When I spoke to Sid, he was 73 years old and living with a lung disease. He told me that in his early 20s, he had ended a relationship with a woman whom he regarded as the love of his life. He spent the next 50 years regretting his decision to leave.
Anthea was raised to think she wasn't enough. She had to diet and use a tanning bed. Her life was cut short because of sunbeds that lead to terminal melanoma in her mid-40s.
A year after being diagnosed with bowel cancer at 31, she died, leaving behind two young children and a loving husband.
Alan, Sid, and Anthea all told me that we shouldn't worry about things we can't control, or that we should always follow our heart. We probably took for granted all the things we had, even though we had all those years ago. She wanted to grow old with her partner and watch her kids grow up. When she realized she was running out of time, it became clear that she would treasure the little moments in life. When the reality of her situation became obvious, there was no bucket list to tick off or grand plans left to do. She just wanted to be there to see her kids enjoy Christmas, to help celebrate their birthdays, and to go to the beach and watch them play.
The everyday moments were what Katie wanted us to appreciate. She thought they were the things that we would remember and hold the closest to. When we look back, what we treasure the most is not the grand holidays, the promotions, or the adventures that I had always wanted. It's those little moments that make our lives so big.
My life is not perfect.
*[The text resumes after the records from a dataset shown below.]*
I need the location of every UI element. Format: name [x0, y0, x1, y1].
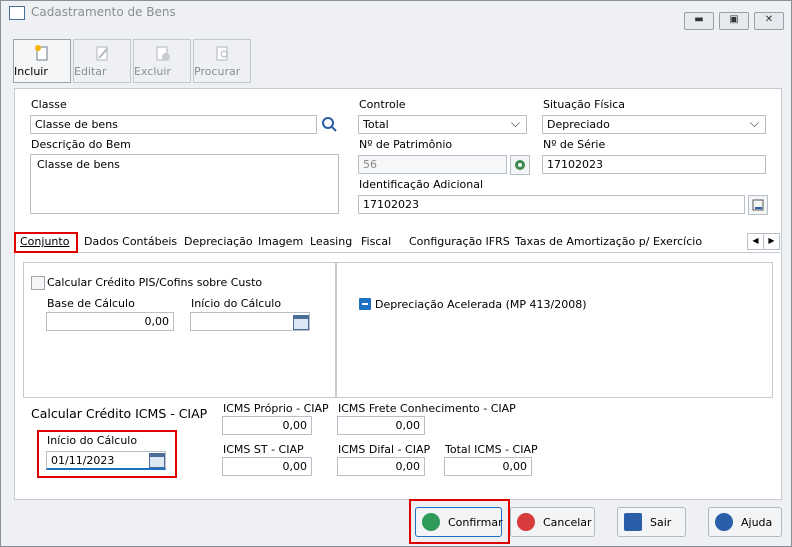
descricao-label: Descrição do Bem [31, 138, 131, 151]
link-icon [752, 199, 764, 211]
new-document-icon [35, 45, 48, 61]
tab-configuracao-ifrs[interactable]: Configuração IFRS [405, 234, 514, 251]
exit-icon [624, 513, 642, 531]
pis-cofins-label: Calcular Crédito PIS/Cofins sobre Custo [47, 276, 263, 289]
tab-dados-contabeis[interactable]: Dados Contábeis [80, 234, 181, 251]
check-icon [422, 513, 440, 531]
tab-conjunto[interactable]: Conjunto [14, 232, 78, 253]
patrimonio-label: Nº de Patrimônio [359, 138, 453, 151]
inicio-calculo-label: Início do Cálculo [191, 297, 282, 310]
tab-imagem[interactable]: Imagem [254, 234, 307, 251]
search-icon [322, 117, 337, 132]
incluir-label: Incluir [14, 65, 48, 78]
confirmar-button[interactable]: Confirmar [415, 507, 503, 537]
ajuda-label: Ajuda [741, 516, 773, 529]
edit-icon [96, 46, 108, 61]
title-bar: Cadastramento de Bens ▬ ▣ ✕ [1, 1, 791, 30]
sair-label: Sair [650, 516, 672, 529]
calendar-icon[interactable] [149, 453, 165, 468]
maximize-button[interactable]: ▣ [719, 12, 749, 30]
tab-strip: Conjunto Dados Contábeis Depreciação Ima… [14, 232, 780, 253]
controle-select[interactable]: Total [358, 115, 527, 134]
toolbar: Incluir Editar Excluir Procurar [11, 37, 783, 83]
procurar-label: Procurar [194, 65, 241, 78]
icms-st-label: ICMS ST - CIAP [223, 443, 304, 456]
cancelar-button[interactable]: Cancelar [510, 507, 595, 537]
tab-fiscal[interactable]: Fiscal [357, 234, 395, 251]
identificacao-field[interactable]: 17102023 [358, 195, 745, 214]
icms-proprio-field[interactable]: 0,00 [222, 416, 312, 435]
delete-icon [156, 46, 170, 61]
situacao-select[interactable]: Depreciado [542, 115, 766, 134]
icms-frete-label: ICMS Frete Conhecimento - CIAP [338, 402, 516, 415]
total-icms-field[interactable]: 0,00 [444, 457, 532, 476]
total-icms-label: Total ICMS - CIAP [445, 443, 538, 456]
identificacao-label: Identificação Adicional [359, 178, 484, 191]
inicio-calculo-field[interactable] [190, 312, 310, 331]
patrimonio-field[interactable]: 56 [358, 155, 507, 174]
window-title: Cadastramento de Bens [31, 5, 176, 19]
editar-button[interactable]: Editar [73, 39, 131, 83]
sair-button[interactable]: Sair [617, 507, 686, 537]
controle-label: Controle [359, 98, 406, 111]
serie-label: Nº de Série [543, 138, 606, 151]
icms-inicio-label: Início do Cálculo [47, 434, 138, 447]
close-button[interactable]: ✕ [754, 12, 784, 30]
depreciacao-acelerada-checkbox[interactable] [359, 298, 371, 310]
descricao-textarea[interactable]: Classe de bens [30, 154, 339, 214]
cancel-icon [517, 513, 535, 531]
gear-icon [515, 160, 525, 170]
base-calculo-field[interactable]: 0,00 [46, 312, 174, 331]
icms-frete-field[interactable]: 0,00 [337, 416, 425, 435]
icms-difal-label: ICMS Difal - CIAP [338, 443, 431, 456]
tab-depreciacao[interactable]: Depreciação [180, 234, 257, 251]
icms-difal-field[interactable]: 0,00 [337, 457, 425, 476]
procurar-button[interactable]: Procurar [193, 39, 251, 83]
classe-field[interactable]: Classe de bens [30, 115, 317, 134]
search-document-icon [216, 46, 228, 61]
depreciacao-acelerada-label: Depreciação Acelerada (MP 413/2008) [375, 298, 587, 311]
depreciacao-group [336, 262, 773, 398]
identificacao-lookup-button[interactable] [748, 195, 768, 215]
pis-cofins-checkbox[interactable] [31, 276, 45, 290]
generate-patrimonio-button[interactable] [510, 155, 530, 175]
icms-inicio-field[interactable]: 01/11/2023 [46, 451, 166, 470]
minimize-button[interactable]: ▬ [684, 12, 714, 30]
tab-scroll-left-button[interactable]: ◀ [747, 233, 764, 250]
calendar-icon[interactable] [293, 315, 309, 330]
search-classe-button[interactable] [319, 114, 339, 134]
icms-proprio-label: ICMS Próprio - CIAP [223, 402, 329, 415]
situacao-label: Situação Física [543, 98, 626, 111]
tab-taxas-amortizacao[interactable]: Taxas de Amortização p/ Exercício [511, 234, 706, 251]
confirmar-label: Confirmar [448, 516, 503, 529]
excluir-button[interactable]: Excluir [133, 39, 191, 83]
icms-section-title: Calcular Crédito ICMS - CIAP [31, 406, 208, 421]
app-icon [9, 6, 25, 20]
base-calculo-label: Base de Cálculo [47, 297, 135, 310]
tab-scroll-right-button[interactable]: ▶ [763, 233, 780, 250]
ajuda-button[interactable]: Ajuda [708, 507, 782, 537]
excluir-label: Excluir [134, 65, 171, 78]
serie-field[interactable]: 17102023 [542, 155, 766, 174]
incluir-button[interactable]: Incluir [13, 39, 71, 83]
cancelar-label: Cancelar [543, 516, 592, 529]
help-icon [715, 513, 733, 531]
classe-label: Classe [31, 98, 67, 111]
editar-label: Editar [74, 65, 107, 78]
icms-st-field[interactable]: 0,00 [222, 457, 312, 476]
tab-leasing[interactable]: Leasing [306, 234, 356, 251]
There are still hard moments. I still worry that I'm going to fail or not be good enough because of the tricky decisions that have to be made. My regrets don't consume me anymore. They don't fill all my quiet moments because I can see them for what they are, decisions made for the right reasons at the time, and choices taken to try to rewrite history.
It feels less overwhelming when you can see the connections between your actions and the reasons for them. They feel more like a normal human reaction and less like a sign that you have failed. I listen to my gut. I no longer have to think about a long list of second-guesses. Thanks to listening to the advice of the people I spoke to, I took control of my life and started to make changes that were long overdue.
It’s the little moments we dismiss so easily that make life so big
I was estranged from my mother for a long time, but I was able to reestablish contact before it was too late. I started sending my work out instead of worrying about it being rejected. After decades of yo-yo dieting, I started practicing moderation and slowly lost more than 50lb.
The decision to end my relationship was the biggest change I made. After 18 years of marriage, it was time to call it quits. We tried to make it work, but it just didn't work anymore and neither of us was happy. After years of hesitation, we separated and became friends who co-parent. We are a family in two different ways. On what would have been our wedding anniversary, we have a day out to enjoy and celebrate all the positive things we have in common.
I finally clicked out of screensaver-mode when I heard people talk about their own regrets. It made me realize that we need to change the things that no longer make us happy, and try to fully appreciate all the things that do. If we just listen to our regrets, they can act as a reminder of all the things we want to do, and all the things we need to change.
Hearing all the amazing stories has helped me understand. I hope that reading about them will help other people to see it.
The book, Regrets of the dying: Stories and Wisdom that remind us how to live, is available in hardback at 16.99. You can buy a copy at guardianbookshop.com.